Barclays has been brought in by the owners of Liverpool Football Club in a move that could lead to the sale of the business, it has emerged.
The bank, which is the main sponsor of the Premier League, is to assess the options for the club through its Barclays Capital arm.
Liverpool, which has been the subject of refinancing speculation recently, will also install Martin Broughton of British Airways as chairman as part of the move.
It is thought the move would calm fears about Liverpool amid ongoing disagreements between the team's US owners, Tom Hicks and George Gillett, over strategy and financing.
Fans have campaigned to oust the pair, who have built up debts of £237 million.
It is understood lender Royal Bank of Scotland will continue to be involved with the club, despite reports that Barclays would move to replace existing banks RBS and US firm Wachovia.
According to the Sunday Times, the Barclays deal could provide additional funds for club manager Rafa Benitez.
Mr Benitez suggested Liverpool may need to spend as much as £60 million in the summer to buy at least three new players to reinvigorate his squad if they are to challenge for the Barclays Premier League title next season.

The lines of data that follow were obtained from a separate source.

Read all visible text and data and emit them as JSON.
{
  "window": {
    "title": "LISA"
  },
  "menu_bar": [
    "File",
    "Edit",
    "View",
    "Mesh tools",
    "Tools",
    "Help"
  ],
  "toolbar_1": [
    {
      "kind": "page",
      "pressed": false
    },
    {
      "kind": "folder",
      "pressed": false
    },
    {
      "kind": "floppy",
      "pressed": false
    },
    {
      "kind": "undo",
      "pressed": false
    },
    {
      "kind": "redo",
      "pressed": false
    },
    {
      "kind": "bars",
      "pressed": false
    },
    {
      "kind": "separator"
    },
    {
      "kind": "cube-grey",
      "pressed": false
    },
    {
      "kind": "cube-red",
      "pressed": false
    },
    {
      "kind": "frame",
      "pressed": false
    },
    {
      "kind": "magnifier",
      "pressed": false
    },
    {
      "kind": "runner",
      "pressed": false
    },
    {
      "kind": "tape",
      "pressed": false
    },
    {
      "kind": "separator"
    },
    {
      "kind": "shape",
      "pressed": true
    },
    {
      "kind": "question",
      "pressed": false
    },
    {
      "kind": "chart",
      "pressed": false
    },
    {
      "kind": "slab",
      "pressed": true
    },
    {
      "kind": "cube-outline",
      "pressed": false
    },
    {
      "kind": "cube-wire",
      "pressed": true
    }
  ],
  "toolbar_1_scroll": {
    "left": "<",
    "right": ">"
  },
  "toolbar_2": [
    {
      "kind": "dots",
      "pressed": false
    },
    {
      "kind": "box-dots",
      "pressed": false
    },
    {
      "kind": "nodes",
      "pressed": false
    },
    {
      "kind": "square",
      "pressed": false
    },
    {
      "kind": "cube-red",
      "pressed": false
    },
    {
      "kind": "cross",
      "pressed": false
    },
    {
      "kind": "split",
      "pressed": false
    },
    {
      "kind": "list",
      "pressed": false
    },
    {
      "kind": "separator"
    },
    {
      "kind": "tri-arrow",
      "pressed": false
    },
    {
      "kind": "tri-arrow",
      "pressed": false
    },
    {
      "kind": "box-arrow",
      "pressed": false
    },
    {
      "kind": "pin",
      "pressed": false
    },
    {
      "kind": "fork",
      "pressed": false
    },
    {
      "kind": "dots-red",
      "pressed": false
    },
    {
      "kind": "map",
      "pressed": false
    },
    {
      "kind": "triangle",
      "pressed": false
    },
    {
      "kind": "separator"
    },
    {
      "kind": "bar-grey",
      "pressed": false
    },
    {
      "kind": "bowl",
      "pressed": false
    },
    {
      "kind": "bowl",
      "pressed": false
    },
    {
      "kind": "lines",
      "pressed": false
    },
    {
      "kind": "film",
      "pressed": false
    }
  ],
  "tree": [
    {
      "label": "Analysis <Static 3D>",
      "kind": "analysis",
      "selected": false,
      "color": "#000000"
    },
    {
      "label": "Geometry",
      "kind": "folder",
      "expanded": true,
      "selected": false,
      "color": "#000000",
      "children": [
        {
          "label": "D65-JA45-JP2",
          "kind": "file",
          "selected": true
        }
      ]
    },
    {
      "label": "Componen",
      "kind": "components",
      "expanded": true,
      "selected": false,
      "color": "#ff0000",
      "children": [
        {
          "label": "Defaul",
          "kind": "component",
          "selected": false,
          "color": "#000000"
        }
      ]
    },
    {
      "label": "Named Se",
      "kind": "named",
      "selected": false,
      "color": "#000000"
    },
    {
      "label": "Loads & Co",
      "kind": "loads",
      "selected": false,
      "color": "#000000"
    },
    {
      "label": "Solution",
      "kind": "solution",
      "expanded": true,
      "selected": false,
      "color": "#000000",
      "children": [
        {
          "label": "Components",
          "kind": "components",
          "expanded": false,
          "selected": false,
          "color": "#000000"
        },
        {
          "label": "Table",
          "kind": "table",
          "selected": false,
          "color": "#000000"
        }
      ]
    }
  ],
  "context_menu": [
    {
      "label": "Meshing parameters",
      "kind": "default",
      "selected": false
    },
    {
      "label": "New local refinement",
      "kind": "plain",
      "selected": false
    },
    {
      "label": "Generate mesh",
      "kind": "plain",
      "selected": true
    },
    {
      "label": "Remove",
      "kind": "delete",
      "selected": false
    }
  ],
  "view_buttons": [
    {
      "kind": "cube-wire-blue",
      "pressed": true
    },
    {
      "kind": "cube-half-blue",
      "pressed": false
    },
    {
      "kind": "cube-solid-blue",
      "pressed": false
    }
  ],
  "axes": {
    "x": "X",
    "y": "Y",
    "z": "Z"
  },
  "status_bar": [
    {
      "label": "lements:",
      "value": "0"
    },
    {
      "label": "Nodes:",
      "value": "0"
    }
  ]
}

The report said Barclays was attracted to the club by an increase in its sponsorship revenue and the progress it has made on building a new stadium, which it is thought would allow it to financially compete with teams like Manchester United.
Liverpool is understood to have been valued at around £500 million by analysts, but Barclays is thought to believe it could fetch substantially more if it had time to improve trading.
The move comes amid financial strains across English football as high player wages and huge debt levels weigh heavily.
Portsmouth fell into administration earlier this year, while Manchester United have found itself the subject of takeover speculation.
Barclays and Liverpool's owners declined to comment yesterday.